Wednesday, April 1, 2009
Hollis Street Theater - Boston
This ad in Byrne’s Dramatic Times is a bit cryptic about this unnamed new theater to be constructed in Boston, but evidently somebody was so confident that Harry E. Dixey in “Adonis” was going to be such a good show that people needed to mark their calendars even before the theater was completed.
“Adonis” was an operetta, one of Broadway’s most successful at the time, running 600 performances. Mr. Dixey, in the title role, was fittingly handsome and brought the popular play and his popular self on tour.
This ad likely referred to the old Hollis Street Theatre, which opened in November 1885. The ad mentions Isaac Rich was the manager, and he did own the Hollis Street Theater, which was managed by Charles J. Rich. The theater replaced an old Congregational church that had been built in 1811, and designed by Charles Bulfinch. That church had been the renowned American architect’s first building.

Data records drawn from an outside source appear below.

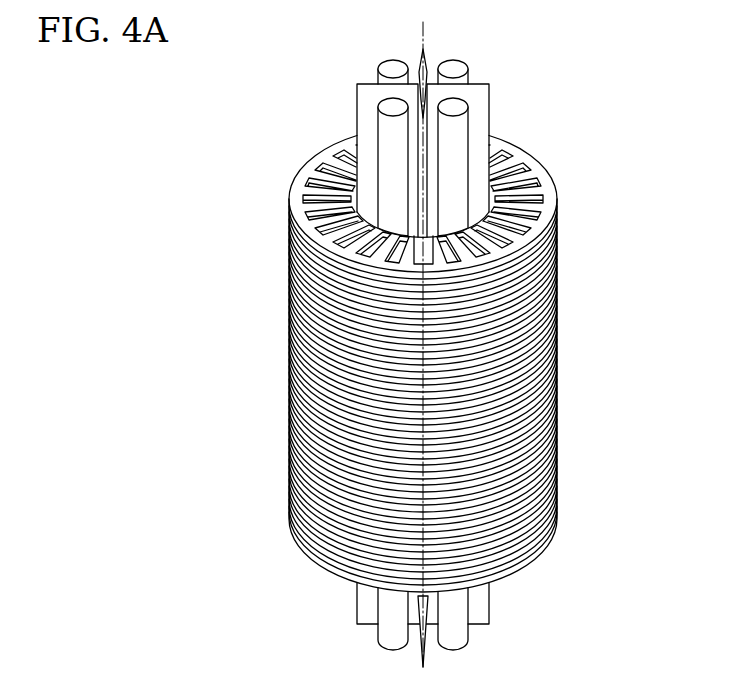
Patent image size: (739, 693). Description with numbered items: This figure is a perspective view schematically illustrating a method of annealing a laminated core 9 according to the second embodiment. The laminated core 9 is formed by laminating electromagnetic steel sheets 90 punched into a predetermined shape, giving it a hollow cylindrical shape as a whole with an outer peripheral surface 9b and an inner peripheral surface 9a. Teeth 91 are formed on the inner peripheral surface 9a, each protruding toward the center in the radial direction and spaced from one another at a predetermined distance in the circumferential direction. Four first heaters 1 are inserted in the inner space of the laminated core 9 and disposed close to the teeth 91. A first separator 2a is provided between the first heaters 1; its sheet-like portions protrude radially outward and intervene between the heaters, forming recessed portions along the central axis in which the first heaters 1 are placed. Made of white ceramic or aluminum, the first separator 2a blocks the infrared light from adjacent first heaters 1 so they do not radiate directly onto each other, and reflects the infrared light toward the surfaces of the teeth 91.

The first heater 1 is at (377, 77).
The first separator 2a is at (488, 100).
The laminated core 9 is at (416, 345).
The inner peripheral surface of laminated core 9a is at (528, 150).
The outer peripheral surface of laminated core 9b is at (558, 183).
The electromagnetic steel sheet 90 is at (552, 260).
The tooth 91 is at (337, 165).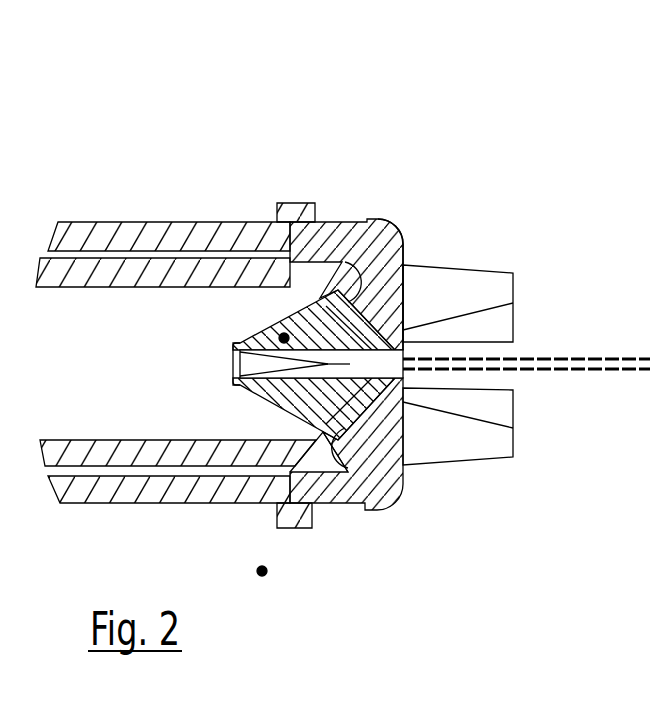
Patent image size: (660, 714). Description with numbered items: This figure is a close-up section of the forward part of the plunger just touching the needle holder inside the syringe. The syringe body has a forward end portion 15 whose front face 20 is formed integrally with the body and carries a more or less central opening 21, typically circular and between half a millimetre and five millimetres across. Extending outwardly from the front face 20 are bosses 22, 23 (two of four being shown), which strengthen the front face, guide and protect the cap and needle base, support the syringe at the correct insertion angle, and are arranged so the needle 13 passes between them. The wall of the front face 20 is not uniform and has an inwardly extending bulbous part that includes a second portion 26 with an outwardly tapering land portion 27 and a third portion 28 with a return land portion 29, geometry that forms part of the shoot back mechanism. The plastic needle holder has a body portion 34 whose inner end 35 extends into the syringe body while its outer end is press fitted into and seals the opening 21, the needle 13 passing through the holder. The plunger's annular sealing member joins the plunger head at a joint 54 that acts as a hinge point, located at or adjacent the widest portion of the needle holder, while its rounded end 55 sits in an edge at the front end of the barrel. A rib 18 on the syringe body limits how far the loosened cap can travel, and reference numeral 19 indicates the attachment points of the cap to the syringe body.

The needle 13 is at (589, 356).
The forward end portion 15 is at (261, 576).
The rib 18 is at (285, 200).
The attachment points 19 is at (373, 216).
The front face 20 is at (405, 244).
The central opening 21 is at (400, 399).
The boss 22 is at (495, 268).
The boss 23 is at (494, 461).
The second portion 26 is at (365, 455).
The land portion 27 is at (380, 232).
The third portion 28 is at (363, 300).
The land portion 29 is at (362, 264).
The body portion 34 is at (263, 405).
The inner end 35 is at (280, 337).
The joint 54 is at (322, 437).
The rounded end 55 is at (376, 481).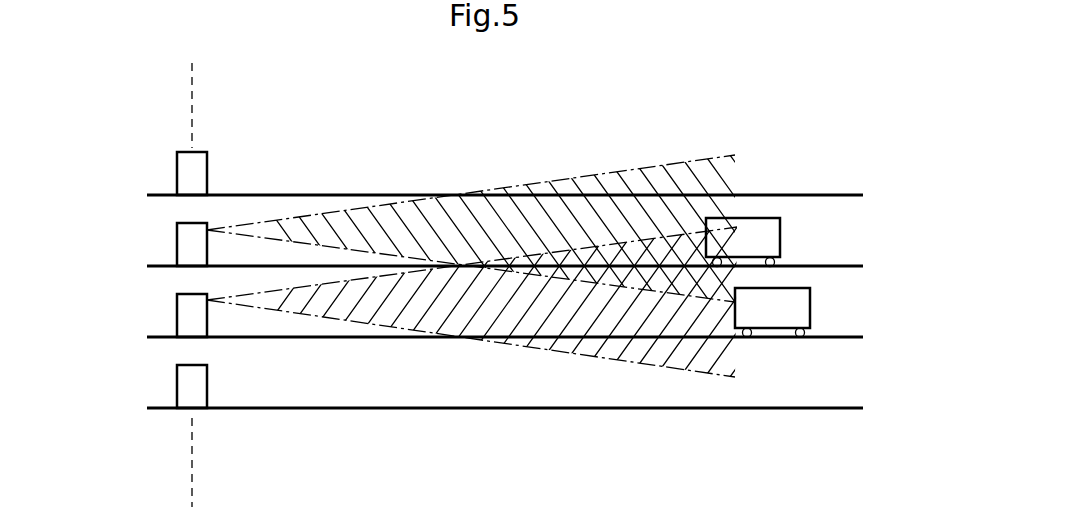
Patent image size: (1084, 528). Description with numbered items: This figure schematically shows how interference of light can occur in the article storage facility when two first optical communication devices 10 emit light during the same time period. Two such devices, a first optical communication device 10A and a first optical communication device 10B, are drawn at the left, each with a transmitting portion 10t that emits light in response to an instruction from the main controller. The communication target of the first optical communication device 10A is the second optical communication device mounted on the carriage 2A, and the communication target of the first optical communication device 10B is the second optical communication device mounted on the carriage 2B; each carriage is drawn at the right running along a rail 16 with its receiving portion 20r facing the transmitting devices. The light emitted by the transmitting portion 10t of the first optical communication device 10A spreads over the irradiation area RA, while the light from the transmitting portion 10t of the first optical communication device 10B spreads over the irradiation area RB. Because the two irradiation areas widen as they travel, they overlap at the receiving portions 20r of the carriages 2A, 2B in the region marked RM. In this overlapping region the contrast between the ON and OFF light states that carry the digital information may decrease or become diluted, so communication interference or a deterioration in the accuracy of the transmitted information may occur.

Today, the theater which replaced the church is also gone, replaced in turn by a parking garage. Each age has its own needs and its own priorities.
Some of the players who appeared here were actor and playwright Dion Boucicault, Augustin Daly, E. H. Sothern, the great Sarah Bernhardt, Ada Rehan, John Drew of the Barrymore-Drew theater family dynasty, Edwin Forrest, William Warren, Henry Irving, and Eva Le Gallienne. William Gillette, Sherlock Holmes to a generation, appeared in Sherlock Holmes in 1901. Maude Adams played Peter Pan, her signature role, here in 1906. Ellen Terry appeared with her company on April 15, 1907, in George Bernard Shaw’s play Captain Brassbound’s Conversion.
The final show, on June 8, 1935, featured the Abbey Theatre Players from Dublin. The theater was demolished August 21, 1935. It was the middle of the Great Depression, and 19th Century theatre took its last breath. "Theatre ghosts" are said to haunt old playhouses, but perhaps not parking garages.